Benajah Ticknor was born in Salisbury, Connecticut in 1788. After receiving his medical degree from the Berkshire Medical Institute, ca. 1810, he moved to Ohio and married. He applied for service with the U.S. Navy as a surgeon and received his first assignment in 1818 as a surgeon's mate. His voyage was to South America, a three-year cruise. In the 1820s, he served in the West Indies, and later off the coast of Brazil and Argentina. In 1831, he was assigned as surgeon as part of a secret diplomatic mission to Cochin China, Siam, and Muscat. This voyage was the first attempt by the American government to establish diplomatic relations with nations of the Far East.
In 1834, Ticknor, with thoughts of retiring from the Navy, purchased property in Pittsfield Township, close by the village of Ann Arbor. Ticknor did not retire at this time. Instead he accepted position as commander of the hospital at the Boston Navy Yard.

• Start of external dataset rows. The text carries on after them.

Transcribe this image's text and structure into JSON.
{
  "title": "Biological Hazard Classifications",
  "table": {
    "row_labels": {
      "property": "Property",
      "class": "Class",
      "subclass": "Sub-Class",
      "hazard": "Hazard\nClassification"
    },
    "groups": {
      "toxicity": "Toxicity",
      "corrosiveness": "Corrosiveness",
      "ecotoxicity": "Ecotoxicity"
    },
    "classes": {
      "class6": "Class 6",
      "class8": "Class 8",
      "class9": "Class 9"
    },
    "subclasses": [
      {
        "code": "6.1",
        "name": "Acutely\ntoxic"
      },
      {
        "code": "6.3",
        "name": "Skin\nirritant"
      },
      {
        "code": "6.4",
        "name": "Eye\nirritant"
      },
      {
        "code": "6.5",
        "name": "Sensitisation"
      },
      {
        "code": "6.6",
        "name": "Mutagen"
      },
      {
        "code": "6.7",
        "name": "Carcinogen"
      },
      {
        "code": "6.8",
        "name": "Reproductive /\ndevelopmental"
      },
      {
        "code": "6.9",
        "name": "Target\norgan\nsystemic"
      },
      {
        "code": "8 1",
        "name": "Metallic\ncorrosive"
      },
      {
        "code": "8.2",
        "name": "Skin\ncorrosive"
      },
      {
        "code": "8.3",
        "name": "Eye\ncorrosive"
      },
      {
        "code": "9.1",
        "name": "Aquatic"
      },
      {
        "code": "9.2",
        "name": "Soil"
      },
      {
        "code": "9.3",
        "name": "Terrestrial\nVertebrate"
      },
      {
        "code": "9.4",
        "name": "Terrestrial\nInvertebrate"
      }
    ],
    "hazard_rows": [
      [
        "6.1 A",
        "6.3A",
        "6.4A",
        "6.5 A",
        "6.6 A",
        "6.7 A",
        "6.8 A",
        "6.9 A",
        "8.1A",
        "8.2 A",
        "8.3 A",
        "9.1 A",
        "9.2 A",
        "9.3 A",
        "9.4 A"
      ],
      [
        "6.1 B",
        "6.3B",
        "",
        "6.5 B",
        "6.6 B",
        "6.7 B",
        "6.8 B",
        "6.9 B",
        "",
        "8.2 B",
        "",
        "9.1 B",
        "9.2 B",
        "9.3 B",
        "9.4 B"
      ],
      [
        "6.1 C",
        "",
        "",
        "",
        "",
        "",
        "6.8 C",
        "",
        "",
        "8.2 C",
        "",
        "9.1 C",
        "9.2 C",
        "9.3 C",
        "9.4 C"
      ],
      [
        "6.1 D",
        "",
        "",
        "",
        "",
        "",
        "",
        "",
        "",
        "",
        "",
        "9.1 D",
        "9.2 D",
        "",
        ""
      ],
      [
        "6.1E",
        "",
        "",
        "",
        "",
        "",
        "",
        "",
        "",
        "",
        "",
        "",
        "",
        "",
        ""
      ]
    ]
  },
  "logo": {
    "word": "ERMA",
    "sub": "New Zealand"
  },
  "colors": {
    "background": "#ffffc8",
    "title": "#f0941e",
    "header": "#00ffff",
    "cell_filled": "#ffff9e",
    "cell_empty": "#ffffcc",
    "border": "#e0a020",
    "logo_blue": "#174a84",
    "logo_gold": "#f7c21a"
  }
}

In 1837, he was appointed fleet surgeon for a survey mission to the Antarctic Ocean. And in 1845, he was fleet surgeon on another diplomatic mission to the Far East. He moved permanently to Ann Arbor in 1851, having built a cobblestone house on his Michigan property some years before. He died September 20, 1858.
Benajah Ticknor was, born: in Salisbury, Connecticut, in 1788, graduated from the Berkshire Medical Institute around 1810, received an honorary M. D. from Yale in 1836, and died in Ann Arbor, Michigan, in 1858. He was the nephew of Caleb Bingham of Boston, 1757-1817, the noted lexicographer and grammarian. Ticknor's brother Caleb, ?-1841, was a leading practioner of homeopathy in New York City. Another brother Luther served in the Connecticut General Assembly from Salisbury in 1833.
After receiving his medical degree, Ticknor moved from Connecticut to Ohio and in 1816 married Helen Bostwick of Canfield, Ohio. At approximately the same time he applied for service with the U.S. Navy as a surgeon but was not immediately called to duty. His first assignment came in 1818. At this time he began his journals describing the voyages and daily events of his service with the Navy until 1852, when he retired as Chief Surgeon of the Boston Navy Yard.